Following his retirement from the Senate, Frederick Hale enjoyed himself, dividing his time between his home in Portland, his mother’s home in Ellsworth, and Florida. Hale continued golfing well into his seventies and played winter and summer. Hale was known for playing golf almost daily at Portland’s country club during the summer months. The former senator entertained, both in Portland and his family’s summer home in Ellsworth, “The Pines,” an imposing gothic structure. As he aged, the former senator preferred the mild and pleasant Maine summers and the warm winter months in Florida.
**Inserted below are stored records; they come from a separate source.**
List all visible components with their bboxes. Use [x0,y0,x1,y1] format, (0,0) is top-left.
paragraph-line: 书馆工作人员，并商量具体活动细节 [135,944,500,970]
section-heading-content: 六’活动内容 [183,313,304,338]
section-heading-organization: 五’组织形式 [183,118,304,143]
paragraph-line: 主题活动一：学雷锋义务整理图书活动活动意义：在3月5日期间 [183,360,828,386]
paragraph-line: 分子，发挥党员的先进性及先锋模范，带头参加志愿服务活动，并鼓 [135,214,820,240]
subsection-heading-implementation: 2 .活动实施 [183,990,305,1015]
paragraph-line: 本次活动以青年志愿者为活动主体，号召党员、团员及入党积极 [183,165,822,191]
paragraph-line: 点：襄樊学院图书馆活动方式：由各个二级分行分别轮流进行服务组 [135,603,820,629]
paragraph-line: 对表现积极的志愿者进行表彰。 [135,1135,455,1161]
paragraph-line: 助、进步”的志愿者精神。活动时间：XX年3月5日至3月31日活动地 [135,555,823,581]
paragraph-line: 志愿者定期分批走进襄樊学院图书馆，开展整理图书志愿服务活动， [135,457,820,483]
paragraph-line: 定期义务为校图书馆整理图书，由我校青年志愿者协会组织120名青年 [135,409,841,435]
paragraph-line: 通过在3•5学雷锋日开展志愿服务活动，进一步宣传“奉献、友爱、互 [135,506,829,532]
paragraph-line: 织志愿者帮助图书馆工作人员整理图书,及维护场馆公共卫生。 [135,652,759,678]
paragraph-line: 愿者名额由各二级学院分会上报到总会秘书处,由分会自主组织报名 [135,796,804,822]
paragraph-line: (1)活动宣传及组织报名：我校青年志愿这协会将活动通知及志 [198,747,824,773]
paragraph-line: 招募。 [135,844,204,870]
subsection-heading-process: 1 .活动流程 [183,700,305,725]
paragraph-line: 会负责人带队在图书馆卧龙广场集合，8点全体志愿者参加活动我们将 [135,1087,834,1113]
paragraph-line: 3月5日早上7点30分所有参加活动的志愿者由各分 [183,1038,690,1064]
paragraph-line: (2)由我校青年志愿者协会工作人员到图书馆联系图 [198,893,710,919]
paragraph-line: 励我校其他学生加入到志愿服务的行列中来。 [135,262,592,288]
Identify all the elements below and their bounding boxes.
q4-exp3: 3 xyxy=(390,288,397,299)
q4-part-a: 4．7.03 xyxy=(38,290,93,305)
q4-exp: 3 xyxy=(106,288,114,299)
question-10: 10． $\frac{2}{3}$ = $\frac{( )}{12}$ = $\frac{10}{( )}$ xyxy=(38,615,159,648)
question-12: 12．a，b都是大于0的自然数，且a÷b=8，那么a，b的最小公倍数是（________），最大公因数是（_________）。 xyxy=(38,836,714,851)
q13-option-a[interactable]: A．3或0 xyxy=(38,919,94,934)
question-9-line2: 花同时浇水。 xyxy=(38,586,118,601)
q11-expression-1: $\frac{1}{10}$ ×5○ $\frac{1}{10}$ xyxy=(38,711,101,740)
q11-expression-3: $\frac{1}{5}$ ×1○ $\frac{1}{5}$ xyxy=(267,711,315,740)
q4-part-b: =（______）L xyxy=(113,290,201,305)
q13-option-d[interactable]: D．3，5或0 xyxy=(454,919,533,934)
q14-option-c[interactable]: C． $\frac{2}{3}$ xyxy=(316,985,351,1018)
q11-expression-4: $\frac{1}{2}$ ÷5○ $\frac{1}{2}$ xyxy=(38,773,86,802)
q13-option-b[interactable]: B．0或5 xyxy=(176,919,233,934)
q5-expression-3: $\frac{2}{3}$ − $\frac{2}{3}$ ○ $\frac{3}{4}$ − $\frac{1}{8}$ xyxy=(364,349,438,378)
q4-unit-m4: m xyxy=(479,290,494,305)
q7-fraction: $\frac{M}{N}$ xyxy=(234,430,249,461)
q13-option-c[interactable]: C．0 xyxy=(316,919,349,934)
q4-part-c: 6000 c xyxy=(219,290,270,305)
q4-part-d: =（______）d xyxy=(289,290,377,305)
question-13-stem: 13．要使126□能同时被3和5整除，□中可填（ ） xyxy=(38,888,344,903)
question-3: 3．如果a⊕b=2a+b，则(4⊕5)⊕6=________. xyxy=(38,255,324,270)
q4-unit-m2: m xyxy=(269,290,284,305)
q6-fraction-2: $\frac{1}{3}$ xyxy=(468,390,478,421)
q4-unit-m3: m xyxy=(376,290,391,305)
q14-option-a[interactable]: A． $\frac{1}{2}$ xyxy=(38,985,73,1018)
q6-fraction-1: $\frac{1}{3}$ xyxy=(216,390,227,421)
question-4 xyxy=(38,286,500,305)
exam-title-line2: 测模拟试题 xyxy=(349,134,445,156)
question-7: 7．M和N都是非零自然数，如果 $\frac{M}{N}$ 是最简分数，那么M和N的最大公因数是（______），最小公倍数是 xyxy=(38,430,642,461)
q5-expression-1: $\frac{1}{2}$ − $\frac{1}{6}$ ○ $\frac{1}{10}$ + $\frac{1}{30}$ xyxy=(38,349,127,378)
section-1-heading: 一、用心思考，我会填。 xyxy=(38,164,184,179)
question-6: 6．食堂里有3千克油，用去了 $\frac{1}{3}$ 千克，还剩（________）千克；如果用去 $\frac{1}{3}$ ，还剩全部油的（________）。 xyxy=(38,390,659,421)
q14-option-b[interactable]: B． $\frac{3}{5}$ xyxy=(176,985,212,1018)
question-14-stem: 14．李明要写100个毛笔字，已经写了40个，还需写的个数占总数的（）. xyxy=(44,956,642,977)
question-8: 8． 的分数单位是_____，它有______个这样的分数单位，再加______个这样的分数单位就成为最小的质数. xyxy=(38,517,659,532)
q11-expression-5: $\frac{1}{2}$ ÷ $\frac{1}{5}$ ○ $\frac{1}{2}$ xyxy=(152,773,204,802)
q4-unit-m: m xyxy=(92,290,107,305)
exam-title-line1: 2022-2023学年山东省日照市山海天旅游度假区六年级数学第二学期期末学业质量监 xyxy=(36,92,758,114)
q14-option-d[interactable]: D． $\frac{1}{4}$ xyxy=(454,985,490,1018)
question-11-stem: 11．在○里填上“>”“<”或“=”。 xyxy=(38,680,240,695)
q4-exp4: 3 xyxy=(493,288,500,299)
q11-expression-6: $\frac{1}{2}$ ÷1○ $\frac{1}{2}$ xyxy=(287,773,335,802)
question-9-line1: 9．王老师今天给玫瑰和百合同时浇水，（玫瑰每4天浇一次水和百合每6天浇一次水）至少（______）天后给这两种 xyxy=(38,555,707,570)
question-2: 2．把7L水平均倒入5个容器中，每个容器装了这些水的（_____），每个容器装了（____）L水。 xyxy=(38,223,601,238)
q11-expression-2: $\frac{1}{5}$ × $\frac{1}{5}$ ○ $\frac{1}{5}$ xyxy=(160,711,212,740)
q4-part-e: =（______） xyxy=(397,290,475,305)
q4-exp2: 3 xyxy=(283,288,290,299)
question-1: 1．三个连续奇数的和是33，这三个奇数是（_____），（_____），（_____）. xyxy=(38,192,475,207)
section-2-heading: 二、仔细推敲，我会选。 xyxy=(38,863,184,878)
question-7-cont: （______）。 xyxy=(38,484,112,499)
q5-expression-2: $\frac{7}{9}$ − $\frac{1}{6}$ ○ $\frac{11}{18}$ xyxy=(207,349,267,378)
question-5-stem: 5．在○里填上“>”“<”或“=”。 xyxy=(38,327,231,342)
Hale continued golfing until he was diagnosed with cancer.
Hale experienced the loss of his brother Chandler, who had been a diplomat and State Department official, in 1951. The two brothers had been born a little over a year apart and older brother Chandler’s passing left Frederick as the last remaining member of his immediate family.
By the time Frederick Hale died at age 88, he had been retired from the United States Senate for more than 20 years and well out of the spotlight for decades. The former senator’s funeral was both small and simple, largely attended “by elderly friends.” Hale, who never married, left $525,000 to the Portland Medical Center, as well as $25,000 bequests to the University of Maine and Bowdoin College. The former senator left $10,000 to Harvard University but was far more generous to his longtime housekeeper, Mrs. Lucy Bowles, who received $50,000 from her late employer. Bowles’ daughter, also named Lucy, who worked for Hale, received $20,000. The remainder of the former senator’s considerable estate was divided between his cousin Robert, a former congressman from Maine, and Katherine Hale Clifford, and his niece, Mary H. Chase.
The Bangor Daily News published an editorial noting Hale’s passing and remarked that the “senator died as he lived, without fanfare.” Throughout his career, the editorial stated, Hale had avoided the public spotlight, preferring “that his record do the talking.” The newspaper praised Hale for his “reputation for intellectual honesty and disdain for senatorial log-rolling” which “won him great prestige in Washington.”
Frederick Hale’s life could have been one of leisure, but instead, he chose service.